36. Nucleic acid sequencing libraries, wherein the nucleic acid sequencing libraries are produced by methods comprising:

sequentially enriching the plus strands and the minus strands of the sample library using capture probes, wherein sequentially enriching comprises first enriching with capture probes targeting the plus strands followed by enriching remaining unbound strands with capture probes targeting the minus strands, and wherein the capture probes target substantially the same region of the plus strands and the minus strands, thereby producing an enriched library comprising plus strand probe captures and minus strand probe captures.

37. The nucleic acid sequencing libraries of any one of claims 33 to 36, wherein the first sequencing adapter and the second sequencing adapter are the same.
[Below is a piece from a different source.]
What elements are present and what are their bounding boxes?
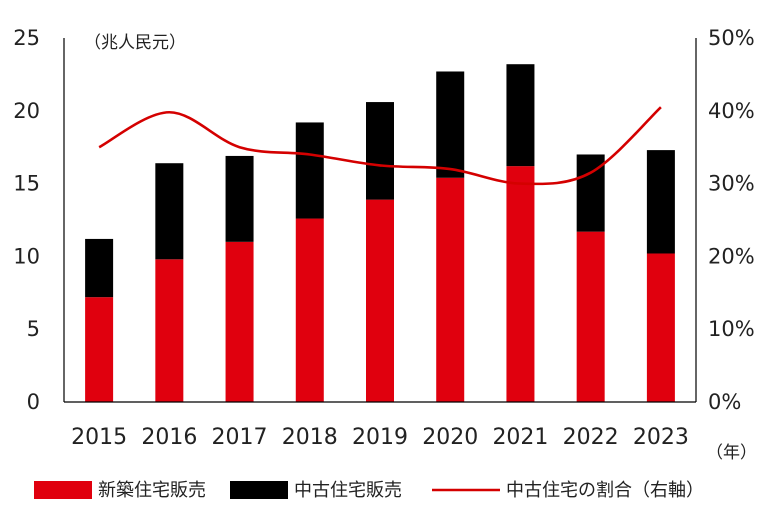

38. The nucleic acid sequencing libraries of any one of claims 33 to 36, wherein the first sequencing adapter and the second sequencing adapter are different.

39. The nucleic acid sequencing libraries of any one of claims 33 to 38, wherein the plus strand probe captures and the minus strand probe captures are amplified and sequenced together.

40. The nucleic acid sequencing libraries of any one of claims 33 to 38, wherein the plus strand probe captures and the minus strand probe captures are amplified and sequenced separately.

41. The nucleic acid sequencing libraries of any one of claims 33 to 40, wherein enriching the plus strands and the minus strands using capture probes further comprises minimizing non-specific binding using blocking oligonucleotides complementary to one or more of the sequencing adapters.

42. The nucleic acid sequencing libraries of any one of claims 33 to 41, wherein the sequencing adapters further comprise duplex molecular barcodes.

43. The nucleic acid sequencing libraries of any one of claims 33 to 42, wherein the duplex nucleic acid molecule is a cell-free DNA molecule.

44. The nucleic acid sequencing libraries of claim 43, wherein the duplex nucleic acid molecule is a cell-free tumor DNA molecule or a cell-free fetal DNA molecule.